L’INVESTISSEMENT DÉCISIF DE L’INDE EN MATIERE D’INFRASTRUCTURE POUR RENFORCER LA CROISSANCE

Dans le cadre d’une importante tentative de lutte contre le ralentissement économique et de la poursuite de sa politique et de ses programmes de soutien à l’industrie, le gouvernement a dévoilé mercredi un plan gigantesque prévoyant l’investissement d’un montant de cent billions de roupies dans le secteur des infrastructures du pays au cours des cinq prochains ans. Prétendant que cet l’ investissement d’ une ampleur immense contribuerait de façon substantielle et de fond dans l’ amélioration de la disponibilité et la qualité des infrastructures, le ministre de l’ Union des chemins de fer et du Commerce et de l’ industrie M. Piyush Goyal a affirmé que tous les secteurs liés à l’ infrastructure qui englobent l’aviation, les transports maritimes, les routes, les autoroutes, les chemins de fer et les ports, outre l’électricité, le pétrole et le gaz, auraient un nouvel élan pour rendre l’économie nationale plus efficace au cours des cinq prochaines années.
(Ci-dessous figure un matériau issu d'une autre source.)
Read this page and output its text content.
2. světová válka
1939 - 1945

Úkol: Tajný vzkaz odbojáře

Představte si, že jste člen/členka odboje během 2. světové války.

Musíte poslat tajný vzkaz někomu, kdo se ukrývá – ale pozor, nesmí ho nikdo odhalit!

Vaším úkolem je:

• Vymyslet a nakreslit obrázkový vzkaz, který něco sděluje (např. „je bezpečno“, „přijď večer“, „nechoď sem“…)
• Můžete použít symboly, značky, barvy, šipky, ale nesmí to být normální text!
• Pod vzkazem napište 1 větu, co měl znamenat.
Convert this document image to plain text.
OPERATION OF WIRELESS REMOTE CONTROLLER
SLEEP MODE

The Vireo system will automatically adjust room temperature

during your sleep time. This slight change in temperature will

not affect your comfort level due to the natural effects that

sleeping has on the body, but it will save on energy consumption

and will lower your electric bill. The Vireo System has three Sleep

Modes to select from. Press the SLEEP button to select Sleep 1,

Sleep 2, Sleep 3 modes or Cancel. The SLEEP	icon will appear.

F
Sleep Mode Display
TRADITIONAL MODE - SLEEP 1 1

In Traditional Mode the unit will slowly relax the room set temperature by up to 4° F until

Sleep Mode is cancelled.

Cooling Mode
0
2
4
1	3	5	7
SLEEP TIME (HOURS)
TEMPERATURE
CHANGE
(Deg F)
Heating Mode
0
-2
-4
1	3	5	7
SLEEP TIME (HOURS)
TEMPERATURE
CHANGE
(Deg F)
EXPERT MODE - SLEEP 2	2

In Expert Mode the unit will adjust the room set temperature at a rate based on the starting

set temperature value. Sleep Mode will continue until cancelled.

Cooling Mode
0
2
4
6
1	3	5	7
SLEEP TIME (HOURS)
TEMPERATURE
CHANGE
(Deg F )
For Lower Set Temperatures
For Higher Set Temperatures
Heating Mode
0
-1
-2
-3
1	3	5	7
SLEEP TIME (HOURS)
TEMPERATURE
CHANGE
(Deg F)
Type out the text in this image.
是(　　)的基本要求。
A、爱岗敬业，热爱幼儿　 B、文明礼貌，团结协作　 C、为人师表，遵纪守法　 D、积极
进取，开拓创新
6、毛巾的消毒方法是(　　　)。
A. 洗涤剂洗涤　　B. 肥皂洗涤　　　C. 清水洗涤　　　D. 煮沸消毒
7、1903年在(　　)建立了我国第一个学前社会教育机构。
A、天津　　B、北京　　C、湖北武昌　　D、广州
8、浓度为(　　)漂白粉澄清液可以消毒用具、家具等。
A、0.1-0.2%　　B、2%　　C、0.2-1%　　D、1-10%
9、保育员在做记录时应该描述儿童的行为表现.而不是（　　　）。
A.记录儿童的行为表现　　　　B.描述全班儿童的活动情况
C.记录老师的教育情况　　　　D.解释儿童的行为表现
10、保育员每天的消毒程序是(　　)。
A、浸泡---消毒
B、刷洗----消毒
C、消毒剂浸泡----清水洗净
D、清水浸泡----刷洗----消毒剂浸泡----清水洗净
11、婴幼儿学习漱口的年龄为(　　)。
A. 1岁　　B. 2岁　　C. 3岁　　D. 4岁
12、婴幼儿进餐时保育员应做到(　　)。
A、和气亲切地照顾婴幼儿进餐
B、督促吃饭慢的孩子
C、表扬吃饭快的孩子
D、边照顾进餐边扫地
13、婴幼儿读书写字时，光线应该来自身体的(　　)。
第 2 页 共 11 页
En tant que chef des vastes réseaux ferroviaires, M. Goyal a déclaré que les chemins de fer indiens avaient élaboré un plan sur 12 ans prévoyant un investissement de 50 millions de roupies, montant sans précédent en termes de somme impliqué à moyen terme. Il a diagnostiqué que le gouvernement seul ne pouvait pas mettre ce genre d’investissement car il chercherait à compléter les flux d’investissements privés en élargissant les incitations nécessaires. Il a ajouté que le gouvernement travaillerait en étroite collaboration avec le modèle de partenariat public-privé.

Au cours des cinq dernières années, le gouvernement a mis en œuvre une série de réformes majeures dans l’économie afin de créer un climat propice aux investissements afin de relancer son objectif de devenir une économie de cinq billions de dollars d’ici 2024-2025. Parmi les diverses mesures d’investissement proactives, citons l’introduction du Code de l’insolvabilité et des faillites de 2016 pour nettoyer le système financier afin de le renforcer pour faire face aux demandes des parties prenantes. La mise en œuvre de la taxe sur les produits et services (TPS) se distingue comme la solide étape pour améliorer la facilité de faire affaires dans le pays en réduisant les taxes multiples dans quelques taux de système. Le programme Make in India, fabriquons en Inde est une étape majeure dans l’augmentation de la capacité locale du pays à produire des biens et des services de classe mondiale.

Plus récemment, le gouvernement a franchi une étape importante en réduisant le taux d’imposition des sociétés de 30 à 22% afin de stimuler l’activité d’investissement. Plus précisément, le taux d’imposition des sociétés a été ramené à 15% pour les nouvelles entreprises de fabrication nationales, qui est maintenant le plus bas au monde. Cela a également complété une baisse du taux repo de 135 points de base au cours de 2019 par la Banque de réserve de l’Inde.

C’est seulement mercredi que la ministre des Finances de l’Union, Mme Nirmala Sitaraman, a répondu à une discussion sur l’état de l’économie, laissant entendre que l’impôt de remplacement minimal (MAT) et l’impôt sur la distribution des dividendes étaient «régressifs», suscitant l’espoir que Les demandes d’Inde Inc. (dans les entreprises ) pourraient trouver leur écho dans le prochain budget de l’Union 2020-21. Toutes ces mesures, annoncées et à venir, prouvent de manière concluante que le gouvernement du Centre a pour priorité de prendre périodiquement des doses de rappel proactives afin de favoriser la mise en place d’infrastructures favorables pour la branche de production nationale, de sorte qu’elle puisse être compétitive en termes de compétitivité, prix et qualité non seulement sur le vaste marché indigène, mais aussi très bien pour marquer les marchés étrangers .

Le gouvernement est indéniablement convaincu que la corrélation entre les investissements en infrastructures et la croissance économique dans le pays est très élevée, comme le révèle l’enquête économique. La corrélation de l’investissement dans les infrastructures intérieures, routières, ferroviaires et aéroportuaires avec le produit intérieur brut (PIB) est supérieure à 0,90, ce qui indique qu’il existe une forte corrélation entre le PIB et les investissements dans les infrastructures. Cela ne fait que confirmer sans équivoque la nécessité d’un investissement colossal dans l’infrastructure pour parvenir à une croissance économique ciblée, objectif que le gouvernement est fermement résolu à atteindre avec tous les instruments de ses arsenaux, affirment les analystes.